CHAPITRE XVII

Victoire finale

 

 

LES trois hommes demeurèrent sur la grève, regardant Claude s’éloigner à grands coups d’avirons. Ils ne pouvaient rien faire d’autre. Leur canot était complètement hors d’usage.

Quand les enfants furent sortis du petit havre et eurent contourné les rochers qui en défendaient l’accès, Claude désigna du menton un bateau de pêche à l’ancre non loin de là.

« Regardez, dit-elle sans cesser de tirer sur les rames. Voilà le bateau que les malfaiteurs ont fait venir ici pour enlever le trésor. Il est trop gros pour pouvoir entrer dans la crique. Pour que les bandits puissent quitter l’île il faudrait qu’un complice vienne les chercher avec une toute petite embarcation. »

Comme les enfants passaient à proximité de la grosse barque de pêche, un marin, qui semblait seul à bord, les héla.

« Ohé ! Là-bas ! Venez-vous de l’île de Kernach ?

— Ne répondez pas ! ordonna Claude. Ne dites pas un mot. »

Obéissants, les trois autres se turent et Claude en fit autant. On aurait pu croire qu’ils n’avaient rien entendu…

« Ohé ! Là-bas ! cria le marin d’une voix coléreuse. Êtes-vous sourds ? Je vous demande si vous venez de l’île. »

Les enfants continuèrent à ne pas répondre. Leur regard était tourné dans une autre direction que celle du bateau de pêche. Ils ne semblaient même pas l’avoir aperçu. Claude ramait toujours vigoureusement.

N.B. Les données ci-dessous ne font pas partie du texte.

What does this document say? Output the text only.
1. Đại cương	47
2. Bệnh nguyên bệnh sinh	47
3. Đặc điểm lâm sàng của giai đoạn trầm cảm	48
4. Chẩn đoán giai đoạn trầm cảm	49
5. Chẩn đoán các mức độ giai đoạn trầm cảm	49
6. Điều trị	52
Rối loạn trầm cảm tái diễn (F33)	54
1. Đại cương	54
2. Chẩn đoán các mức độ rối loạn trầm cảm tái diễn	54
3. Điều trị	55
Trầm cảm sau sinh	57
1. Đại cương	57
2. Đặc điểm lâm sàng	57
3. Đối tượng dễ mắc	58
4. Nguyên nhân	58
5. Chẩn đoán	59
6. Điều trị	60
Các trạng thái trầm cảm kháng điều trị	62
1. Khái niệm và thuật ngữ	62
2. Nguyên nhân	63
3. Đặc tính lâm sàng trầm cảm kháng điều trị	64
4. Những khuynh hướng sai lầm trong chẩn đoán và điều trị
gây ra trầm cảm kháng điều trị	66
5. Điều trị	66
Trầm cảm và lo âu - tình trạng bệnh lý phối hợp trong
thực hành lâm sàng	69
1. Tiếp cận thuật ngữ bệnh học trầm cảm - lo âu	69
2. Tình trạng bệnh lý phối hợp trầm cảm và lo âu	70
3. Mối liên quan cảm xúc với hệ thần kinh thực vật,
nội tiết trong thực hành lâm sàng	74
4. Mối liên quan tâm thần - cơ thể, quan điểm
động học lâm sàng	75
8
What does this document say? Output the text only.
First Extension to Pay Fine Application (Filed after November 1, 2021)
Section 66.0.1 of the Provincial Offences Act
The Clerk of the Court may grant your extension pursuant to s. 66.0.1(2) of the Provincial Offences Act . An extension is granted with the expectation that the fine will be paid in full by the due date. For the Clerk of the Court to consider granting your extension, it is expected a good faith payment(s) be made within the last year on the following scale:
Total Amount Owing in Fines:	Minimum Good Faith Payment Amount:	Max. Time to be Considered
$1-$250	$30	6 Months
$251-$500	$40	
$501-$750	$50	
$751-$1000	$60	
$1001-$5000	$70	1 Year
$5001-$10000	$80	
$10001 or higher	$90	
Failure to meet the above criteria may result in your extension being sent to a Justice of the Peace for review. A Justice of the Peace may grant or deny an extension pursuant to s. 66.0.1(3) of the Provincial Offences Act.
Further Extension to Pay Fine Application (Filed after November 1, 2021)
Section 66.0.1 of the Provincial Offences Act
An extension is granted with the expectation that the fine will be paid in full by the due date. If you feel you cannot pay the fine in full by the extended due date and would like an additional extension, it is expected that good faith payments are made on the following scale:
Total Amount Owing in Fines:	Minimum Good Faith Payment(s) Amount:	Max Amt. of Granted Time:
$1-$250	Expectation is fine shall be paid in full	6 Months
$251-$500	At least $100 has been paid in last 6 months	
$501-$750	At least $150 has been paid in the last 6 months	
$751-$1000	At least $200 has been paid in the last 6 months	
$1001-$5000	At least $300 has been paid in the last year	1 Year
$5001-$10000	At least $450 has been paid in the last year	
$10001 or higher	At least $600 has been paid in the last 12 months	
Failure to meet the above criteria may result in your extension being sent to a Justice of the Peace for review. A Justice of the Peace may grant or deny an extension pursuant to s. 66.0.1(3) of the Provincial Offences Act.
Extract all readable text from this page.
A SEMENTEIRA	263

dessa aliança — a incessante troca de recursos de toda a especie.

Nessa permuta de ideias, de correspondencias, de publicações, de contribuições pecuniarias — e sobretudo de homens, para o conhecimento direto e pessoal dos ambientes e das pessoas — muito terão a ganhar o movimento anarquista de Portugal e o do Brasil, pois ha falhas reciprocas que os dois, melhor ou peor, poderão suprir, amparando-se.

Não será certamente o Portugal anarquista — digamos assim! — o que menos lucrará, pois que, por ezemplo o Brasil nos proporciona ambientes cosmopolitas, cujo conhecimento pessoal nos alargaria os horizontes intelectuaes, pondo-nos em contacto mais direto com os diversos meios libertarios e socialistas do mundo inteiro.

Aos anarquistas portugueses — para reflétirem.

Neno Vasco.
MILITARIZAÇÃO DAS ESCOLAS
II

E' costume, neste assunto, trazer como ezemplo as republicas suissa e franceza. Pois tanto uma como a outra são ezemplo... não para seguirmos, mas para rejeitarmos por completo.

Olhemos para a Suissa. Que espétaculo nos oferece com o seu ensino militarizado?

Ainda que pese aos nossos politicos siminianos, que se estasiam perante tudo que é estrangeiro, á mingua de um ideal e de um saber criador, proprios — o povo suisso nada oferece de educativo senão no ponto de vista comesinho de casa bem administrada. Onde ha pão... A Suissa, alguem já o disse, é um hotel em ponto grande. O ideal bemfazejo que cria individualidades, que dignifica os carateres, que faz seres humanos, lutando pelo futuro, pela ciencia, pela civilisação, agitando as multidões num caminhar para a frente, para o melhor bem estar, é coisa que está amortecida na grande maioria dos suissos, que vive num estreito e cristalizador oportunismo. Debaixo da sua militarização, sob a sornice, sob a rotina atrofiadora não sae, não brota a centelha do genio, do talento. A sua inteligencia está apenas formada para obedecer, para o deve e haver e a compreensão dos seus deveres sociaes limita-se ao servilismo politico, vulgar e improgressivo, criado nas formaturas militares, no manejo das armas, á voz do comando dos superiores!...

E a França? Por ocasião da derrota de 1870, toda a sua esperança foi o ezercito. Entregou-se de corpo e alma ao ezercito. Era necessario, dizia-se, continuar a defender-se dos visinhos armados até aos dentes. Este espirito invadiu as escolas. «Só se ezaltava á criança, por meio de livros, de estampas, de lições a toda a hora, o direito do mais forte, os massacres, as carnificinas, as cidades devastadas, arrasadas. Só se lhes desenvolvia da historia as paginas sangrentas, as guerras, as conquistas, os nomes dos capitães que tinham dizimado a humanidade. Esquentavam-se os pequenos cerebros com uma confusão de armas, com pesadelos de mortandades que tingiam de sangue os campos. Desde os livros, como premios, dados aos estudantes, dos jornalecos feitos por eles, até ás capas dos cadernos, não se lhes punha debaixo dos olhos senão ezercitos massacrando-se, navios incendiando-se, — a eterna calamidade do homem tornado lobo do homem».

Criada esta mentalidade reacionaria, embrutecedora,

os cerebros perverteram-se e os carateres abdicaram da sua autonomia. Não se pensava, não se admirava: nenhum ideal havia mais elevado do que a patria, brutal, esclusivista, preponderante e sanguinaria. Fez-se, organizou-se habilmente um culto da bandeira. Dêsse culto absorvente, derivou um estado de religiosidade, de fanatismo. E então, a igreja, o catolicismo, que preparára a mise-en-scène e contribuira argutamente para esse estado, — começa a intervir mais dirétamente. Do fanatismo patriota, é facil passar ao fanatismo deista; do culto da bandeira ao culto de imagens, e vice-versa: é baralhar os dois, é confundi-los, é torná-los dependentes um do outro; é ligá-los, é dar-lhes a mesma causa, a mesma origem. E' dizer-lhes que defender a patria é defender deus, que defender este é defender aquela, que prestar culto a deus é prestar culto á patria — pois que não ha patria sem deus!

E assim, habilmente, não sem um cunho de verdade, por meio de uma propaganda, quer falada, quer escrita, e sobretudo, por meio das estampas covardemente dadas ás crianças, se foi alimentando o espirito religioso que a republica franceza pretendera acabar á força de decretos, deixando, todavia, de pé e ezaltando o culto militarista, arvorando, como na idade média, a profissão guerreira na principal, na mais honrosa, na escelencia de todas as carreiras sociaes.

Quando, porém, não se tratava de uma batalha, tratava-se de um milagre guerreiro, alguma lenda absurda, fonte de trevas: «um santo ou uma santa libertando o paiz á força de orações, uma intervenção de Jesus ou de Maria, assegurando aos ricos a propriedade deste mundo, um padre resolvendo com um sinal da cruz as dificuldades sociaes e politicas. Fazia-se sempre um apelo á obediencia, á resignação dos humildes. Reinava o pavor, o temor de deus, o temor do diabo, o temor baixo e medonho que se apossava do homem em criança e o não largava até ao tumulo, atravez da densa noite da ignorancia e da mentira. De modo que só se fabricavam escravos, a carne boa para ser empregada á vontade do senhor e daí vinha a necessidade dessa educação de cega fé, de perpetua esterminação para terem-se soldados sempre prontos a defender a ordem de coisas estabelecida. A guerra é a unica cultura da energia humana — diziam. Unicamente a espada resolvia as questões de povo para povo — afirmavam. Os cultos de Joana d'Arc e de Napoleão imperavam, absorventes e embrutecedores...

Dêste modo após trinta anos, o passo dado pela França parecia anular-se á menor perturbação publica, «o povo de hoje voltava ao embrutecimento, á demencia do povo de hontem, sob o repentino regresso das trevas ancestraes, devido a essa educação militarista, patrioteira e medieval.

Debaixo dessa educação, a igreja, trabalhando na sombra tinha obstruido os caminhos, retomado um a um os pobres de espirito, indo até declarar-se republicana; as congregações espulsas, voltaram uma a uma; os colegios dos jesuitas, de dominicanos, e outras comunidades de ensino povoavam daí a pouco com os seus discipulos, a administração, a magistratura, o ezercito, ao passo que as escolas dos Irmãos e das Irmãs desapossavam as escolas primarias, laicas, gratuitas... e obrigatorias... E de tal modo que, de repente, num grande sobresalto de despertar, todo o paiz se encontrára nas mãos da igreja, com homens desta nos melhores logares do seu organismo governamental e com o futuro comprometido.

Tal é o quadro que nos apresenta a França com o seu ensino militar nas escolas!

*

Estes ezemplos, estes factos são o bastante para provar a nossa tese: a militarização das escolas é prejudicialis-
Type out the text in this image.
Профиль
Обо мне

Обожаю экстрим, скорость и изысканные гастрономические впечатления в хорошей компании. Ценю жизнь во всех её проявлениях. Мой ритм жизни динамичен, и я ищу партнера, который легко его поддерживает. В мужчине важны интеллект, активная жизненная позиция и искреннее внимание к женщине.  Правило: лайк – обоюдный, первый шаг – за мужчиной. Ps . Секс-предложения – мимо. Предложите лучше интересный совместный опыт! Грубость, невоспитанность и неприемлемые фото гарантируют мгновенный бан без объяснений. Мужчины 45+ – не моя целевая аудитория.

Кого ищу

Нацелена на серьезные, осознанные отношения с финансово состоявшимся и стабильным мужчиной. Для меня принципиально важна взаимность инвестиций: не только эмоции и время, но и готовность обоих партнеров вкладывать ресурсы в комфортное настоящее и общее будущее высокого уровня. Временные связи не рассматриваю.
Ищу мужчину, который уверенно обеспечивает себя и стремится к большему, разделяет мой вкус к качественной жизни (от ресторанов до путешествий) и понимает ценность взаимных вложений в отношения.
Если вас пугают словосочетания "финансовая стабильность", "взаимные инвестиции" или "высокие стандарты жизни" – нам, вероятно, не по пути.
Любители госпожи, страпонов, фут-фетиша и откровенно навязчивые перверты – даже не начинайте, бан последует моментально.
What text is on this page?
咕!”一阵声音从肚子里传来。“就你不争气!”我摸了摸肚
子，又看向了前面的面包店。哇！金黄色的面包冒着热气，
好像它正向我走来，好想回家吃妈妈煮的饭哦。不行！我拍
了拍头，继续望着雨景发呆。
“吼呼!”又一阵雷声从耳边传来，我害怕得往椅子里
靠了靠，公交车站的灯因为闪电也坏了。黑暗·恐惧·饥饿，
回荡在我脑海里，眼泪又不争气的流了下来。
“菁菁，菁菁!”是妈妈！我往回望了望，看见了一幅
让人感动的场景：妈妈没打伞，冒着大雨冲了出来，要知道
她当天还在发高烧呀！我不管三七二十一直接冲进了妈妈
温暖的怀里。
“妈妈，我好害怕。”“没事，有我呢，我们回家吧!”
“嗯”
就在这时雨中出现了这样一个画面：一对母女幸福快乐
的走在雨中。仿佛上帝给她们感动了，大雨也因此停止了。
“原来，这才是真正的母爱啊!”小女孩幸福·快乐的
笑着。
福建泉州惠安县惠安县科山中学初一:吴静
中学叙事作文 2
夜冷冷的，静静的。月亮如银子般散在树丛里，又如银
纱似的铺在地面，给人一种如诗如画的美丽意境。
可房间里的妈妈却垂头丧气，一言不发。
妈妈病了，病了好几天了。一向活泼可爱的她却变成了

Le marin renonça à les appeler. Fronçant les sourcils, il considéra l’île d’un air perplexe. Quelque chose le tracassait soudain. Il était presque sûr que les enfants venaient de l’île et, comme il soupçonnait que ses employeurs avaient là-bas quelque louche besogne en train, il se demandait si cette bande de gosses ne leur avait pas joué un mauvais tour. Peut-être ferait-il bien d’aller voir ce qui se passait à terre ? Après tout, on lui avait promis une grosse somme d’argent et il entendait bien la toucher.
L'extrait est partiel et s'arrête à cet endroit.